Los dones de Barbín

Miércoles 6 de mayo de 2015

Cuando Pelusa y Barbín llegaron al patio sus ojos no eran más que dos puntitos brillantes; los dos gorrioncitos comían en su jaula abierta y allí pasaban la noche al reparo de un diario. En aquel entonces, libres y abrigados, los dos pajaritos fueron reyes entre los demás: no había picardía ornitológica que no supieran. Robaban hasta lo que les daba de la mano. Macho y hembra, formaron al fin con los días pareja y su nido fue una cajita de cartón. Papeles, plumas, hilachas de cáñamo y hebras de algodón, lo adornaron. Fue después incubadora aquella alcoba gorrionera. Un día ocurrió la tragedia. El accidente puede imputarse a esa costumbre de volar y caminar sin temor al peligro, ajenos a la noción siquiera aproximada de qué cosas componen nuestro mundo. Uno de los dos gorriones fue brutalmente pisado. Con certezas de tragedia, el herido y el cónyuge estaban en el estante. No era Barbín el herido; parado sobre el nido, daba saltitos desesperados, ¿lloraba? En un rincón estaba Pelusa con los intestinos fuera del cuerpo. ¿Qué instinto la detuvo sin entrar al nido? Cuidó su postura más que su vida, casi insensatamente y se diría que fuera ella misma un accesorio en el nido. ¿Barbín gritó y saltó porque Pelusa no entraba al nido, o habrá comprendido la muerte? Porque Pelusa murió en mis manos dejando un creciente calorcito que jamás olvido, con un estertor minúsculo y delicado. Ya viudo, Barbín empolló sus huevos y jamás volvió a tener compañera. Solitario y huraño, una tarde escapó.

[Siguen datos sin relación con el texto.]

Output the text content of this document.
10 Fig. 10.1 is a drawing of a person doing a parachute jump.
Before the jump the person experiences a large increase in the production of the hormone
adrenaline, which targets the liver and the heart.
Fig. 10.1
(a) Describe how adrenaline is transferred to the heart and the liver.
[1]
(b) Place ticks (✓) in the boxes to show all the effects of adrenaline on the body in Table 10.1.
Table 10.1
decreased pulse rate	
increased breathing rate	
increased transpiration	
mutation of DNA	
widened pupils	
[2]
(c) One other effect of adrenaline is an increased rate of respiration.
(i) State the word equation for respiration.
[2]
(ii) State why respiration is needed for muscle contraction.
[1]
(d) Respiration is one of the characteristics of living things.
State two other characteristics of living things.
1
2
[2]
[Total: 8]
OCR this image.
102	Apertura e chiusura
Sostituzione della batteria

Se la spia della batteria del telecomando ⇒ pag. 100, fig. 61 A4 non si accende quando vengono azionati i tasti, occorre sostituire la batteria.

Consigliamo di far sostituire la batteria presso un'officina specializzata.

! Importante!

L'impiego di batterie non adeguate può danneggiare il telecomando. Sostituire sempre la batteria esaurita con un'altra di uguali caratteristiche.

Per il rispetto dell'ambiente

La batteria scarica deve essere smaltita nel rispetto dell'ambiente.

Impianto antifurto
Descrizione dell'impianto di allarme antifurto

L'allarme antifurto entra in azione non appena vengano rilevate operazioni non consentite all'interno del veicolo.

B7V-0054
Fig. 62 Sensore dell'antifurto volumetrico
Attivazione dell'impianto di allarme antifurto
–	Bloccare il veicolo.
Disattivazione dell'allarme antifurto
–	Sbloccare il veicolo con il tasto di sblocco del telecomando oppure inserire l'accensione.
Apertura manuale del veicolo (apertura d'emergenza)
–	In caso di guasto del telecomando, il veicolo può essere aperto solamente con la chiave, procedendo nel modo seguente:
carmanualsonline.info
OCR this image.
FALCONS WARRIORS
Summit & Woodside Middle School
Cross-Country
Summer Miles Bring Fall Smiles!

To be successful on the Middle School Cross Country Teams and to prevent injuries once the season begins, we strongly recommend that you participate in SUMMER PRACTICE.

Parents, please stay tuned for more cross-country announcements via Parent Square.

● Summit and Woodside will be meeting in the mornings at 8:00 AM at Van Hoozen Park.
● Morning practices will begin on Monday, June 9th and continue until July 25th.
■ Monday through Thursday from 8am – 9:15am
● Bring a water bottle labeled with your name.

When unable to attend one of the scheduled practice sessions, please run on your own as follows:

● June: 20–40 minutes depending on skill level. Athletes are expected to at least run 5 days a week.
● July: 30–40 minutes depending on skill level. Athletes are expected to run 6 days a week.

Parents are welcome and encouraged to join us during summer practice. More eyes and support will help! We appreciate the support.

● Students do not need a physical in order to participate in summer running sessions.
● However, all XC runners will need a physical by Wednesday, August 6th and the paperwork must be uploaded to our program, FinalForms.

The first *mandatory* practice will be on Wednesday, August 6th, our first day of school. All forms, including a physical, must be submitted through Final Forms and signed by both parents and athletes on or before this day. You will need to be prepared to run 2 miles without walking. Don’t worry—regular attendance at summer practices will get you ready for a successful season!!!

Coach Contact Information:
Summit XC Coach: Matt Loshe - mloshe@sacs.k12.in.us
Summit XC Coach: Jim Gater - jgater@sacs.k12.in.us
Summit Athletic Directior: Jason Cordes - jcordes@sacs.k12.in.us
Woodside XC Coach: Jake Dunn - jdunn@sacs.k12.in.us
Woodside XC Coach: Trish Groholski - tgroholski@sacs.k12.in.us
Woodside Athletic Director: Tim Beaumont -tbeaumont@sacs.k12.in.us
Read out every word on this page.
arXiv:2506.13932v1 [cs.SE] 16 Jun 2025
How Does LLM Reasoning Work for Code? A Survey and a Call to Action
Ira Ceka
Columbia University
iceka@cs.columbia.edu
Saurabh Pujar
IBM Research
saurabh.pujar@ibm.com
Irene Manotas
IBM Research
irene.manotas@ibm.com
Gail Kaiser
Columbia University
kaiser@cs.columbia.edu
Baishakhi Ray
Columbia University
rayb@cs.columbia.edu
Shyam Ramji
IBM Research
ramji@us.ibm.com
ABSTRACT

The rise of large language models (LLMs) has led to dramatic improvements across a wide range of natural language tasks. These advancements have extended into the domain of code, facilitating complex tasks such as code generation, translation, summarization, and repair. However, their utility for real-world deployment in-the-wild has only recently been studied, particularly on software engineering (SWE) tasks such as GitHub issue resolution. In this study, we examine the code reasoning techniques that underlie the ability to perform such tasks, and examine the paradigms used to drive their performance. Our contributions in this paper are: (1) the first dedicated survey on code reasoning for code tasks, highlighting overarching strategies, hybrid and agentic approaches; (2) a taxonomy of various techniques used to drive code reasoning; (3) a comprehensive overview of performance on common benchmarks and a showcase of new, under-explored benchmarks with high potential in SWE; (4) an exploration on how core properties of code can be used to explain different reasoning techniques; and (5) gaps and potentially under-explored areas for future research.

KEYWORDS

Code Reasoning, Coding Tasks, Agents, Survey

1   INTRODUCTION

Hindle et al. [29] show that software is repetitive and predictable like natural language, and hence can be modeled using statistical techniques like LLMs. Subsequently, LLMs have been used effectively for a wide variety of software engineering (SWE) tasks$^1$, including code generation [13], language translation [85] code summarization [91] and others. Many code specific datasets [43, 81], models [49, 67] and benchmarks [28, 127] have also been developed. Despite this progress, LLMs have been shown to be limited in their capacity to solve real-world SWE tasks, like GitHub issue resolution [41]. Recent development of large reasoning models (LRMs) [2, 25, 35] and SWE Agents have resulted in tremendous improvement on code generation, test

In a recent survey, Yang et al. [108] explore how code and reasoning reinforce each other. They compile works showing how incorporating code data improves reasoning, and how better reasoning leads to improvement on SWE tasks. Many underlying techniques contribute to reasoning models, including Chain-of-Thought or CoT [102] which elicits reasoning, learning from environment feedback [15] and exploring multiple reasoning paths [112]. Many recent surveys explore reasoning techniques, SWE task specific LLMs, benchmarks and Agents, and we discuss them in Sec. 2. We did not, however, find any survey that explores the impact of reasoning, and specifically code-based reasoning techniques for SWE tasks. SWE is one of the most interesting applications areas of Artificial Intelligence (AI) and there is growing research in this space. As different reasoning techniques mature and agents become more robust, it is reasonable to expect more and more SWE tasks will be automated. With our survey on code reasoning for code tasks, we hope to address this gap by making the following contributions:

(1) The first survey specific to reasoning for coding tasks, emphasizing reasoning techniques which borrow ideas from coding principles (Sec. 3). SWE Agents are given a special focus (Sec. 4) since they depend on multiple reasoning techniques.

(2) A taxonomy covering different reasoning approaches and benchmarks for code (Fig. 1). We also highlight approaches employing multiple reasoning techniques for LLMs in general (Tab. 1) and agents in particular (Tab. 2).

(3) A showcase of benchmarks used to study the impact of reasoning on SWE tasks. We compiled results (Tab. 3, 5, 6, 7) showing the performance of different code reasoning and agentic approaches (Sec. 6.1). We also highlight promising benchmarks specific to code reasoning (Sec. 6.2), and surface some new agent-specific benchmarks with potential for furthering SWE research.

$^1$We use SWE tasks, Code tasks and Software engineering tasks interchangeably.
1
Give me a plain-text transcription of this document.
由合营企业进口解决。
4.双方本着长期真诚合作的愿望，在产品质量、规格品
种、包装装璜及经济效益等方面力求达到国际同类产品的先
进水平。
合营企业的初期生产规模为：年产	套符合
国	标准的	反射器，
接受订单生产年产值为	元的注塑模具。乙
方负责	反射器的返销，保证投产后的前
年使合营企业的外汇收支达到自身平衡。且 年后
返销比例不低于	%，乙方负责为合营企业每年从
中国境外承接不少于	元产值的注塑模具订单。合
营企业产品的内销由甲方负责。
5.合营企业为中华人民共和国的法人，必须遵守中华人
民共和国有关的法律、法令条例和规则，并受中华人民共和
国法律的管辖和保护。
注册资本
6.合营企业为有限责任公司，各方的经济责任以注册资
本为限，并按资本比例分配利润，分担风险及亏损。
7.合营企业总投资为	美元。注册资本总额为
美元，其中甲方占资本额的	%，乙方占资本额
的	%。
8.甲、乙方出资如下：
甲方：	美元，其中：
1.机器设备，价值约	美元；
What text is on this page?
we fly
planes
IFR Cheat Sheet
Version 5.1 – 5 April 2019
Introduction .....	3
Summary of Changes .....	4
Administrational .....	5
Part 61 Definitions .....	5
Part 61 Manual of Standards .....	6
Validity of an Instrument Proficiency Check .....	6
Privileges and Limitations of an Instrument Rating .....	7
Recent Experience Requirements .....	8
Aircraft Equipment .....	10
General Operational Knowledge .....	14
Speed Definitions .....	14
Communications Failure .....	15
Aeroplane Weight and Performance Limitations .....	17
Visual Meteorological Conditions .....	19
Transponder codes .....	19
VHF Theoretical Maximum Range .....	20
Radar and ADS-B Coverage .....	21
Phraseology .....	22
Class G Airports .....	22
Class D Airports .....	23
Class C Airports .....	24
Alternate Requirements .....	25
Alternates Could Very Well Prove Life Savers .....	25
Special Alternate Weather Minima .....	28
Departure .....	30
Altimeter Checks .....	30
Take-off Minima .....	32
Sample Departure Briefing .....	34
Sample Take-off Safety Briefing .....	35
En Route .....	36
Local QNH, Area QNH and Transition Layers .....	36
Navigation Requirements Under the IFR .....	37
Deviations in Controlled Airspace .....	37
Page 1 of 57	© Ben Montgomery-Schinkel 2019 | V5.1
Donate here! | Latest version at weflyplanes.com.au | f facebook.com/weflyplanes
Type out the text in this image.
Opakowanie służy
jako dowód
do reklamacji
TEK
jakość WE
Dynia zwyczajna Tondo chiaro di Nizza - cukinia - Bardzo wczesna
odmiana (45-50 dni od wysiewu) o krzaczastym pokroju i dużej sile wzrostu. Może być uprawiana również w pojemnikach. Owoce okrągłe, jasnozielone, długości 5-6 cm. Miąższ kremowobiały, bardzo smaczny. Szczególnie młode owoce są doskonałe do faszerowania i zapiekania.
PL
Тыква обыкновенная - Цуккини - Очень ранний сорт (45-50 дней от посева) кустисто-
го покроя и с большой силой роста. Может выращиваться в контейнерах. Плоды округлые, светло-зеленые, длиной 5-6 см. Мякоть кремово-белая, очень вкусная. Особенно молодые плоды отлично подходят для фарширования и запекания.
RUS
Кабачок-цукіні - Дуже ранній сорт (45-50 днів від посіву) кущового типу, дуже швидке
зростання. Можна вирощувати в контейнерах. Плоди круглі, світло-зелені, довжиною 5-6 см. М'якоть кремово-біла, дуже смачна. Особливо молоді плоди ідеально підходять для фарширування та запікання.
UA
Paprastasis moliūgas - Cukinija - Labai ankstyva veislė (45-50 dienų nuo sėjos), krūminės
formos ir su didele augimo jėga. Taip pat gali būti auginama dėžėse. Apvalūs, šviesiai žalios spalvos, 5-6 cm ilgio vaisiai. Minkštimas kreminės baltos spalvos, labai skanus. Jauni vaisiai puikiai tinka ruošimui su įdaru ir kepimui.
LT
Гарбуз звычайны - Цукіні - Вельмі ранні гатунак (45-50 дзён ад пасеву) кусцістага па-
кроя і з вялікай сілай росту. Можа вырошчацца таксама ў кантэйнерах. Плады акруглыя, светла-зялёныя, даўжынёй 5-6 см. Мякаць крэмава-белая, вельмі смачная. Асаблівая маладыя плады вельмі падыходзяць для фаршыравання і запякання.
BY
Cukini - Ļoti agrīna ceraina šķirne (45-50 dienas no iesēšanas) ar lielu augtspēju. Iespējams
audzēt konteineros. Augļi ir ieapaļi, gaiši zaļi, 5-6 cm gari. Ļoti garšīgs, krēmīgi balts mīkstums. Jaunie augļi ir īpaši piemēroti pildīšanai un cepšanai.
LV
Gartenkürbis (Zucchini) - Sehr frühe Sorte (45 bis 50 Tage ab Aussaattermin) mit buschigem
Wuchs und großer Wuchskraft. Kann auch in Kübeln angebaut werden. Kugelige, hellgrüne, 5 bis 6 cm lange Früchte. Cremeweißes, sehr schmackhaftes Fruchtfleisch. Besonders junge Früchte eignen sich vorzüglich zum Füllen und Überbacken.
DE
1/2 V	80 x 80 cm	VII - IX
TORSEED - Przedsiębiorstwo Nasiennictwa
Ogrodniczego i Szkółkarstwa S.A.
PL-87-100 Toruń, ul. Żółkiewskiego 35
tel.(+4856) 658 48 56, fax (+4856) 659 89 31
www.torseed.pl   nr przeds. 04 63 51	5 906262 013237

Los gorriones aman y son alados manojos que saben llorar. Se dice que son plaga urbana; acaso no sean sino consecuencia de necesidades perentorias de adaptación en la lucha por la vida, cofrades del hombre. Se nos acercan desafiantes pero, es bueno saberlo, también gustan del aquerenciamiento, y en los patios, como Barbín, exhiben sus almitas.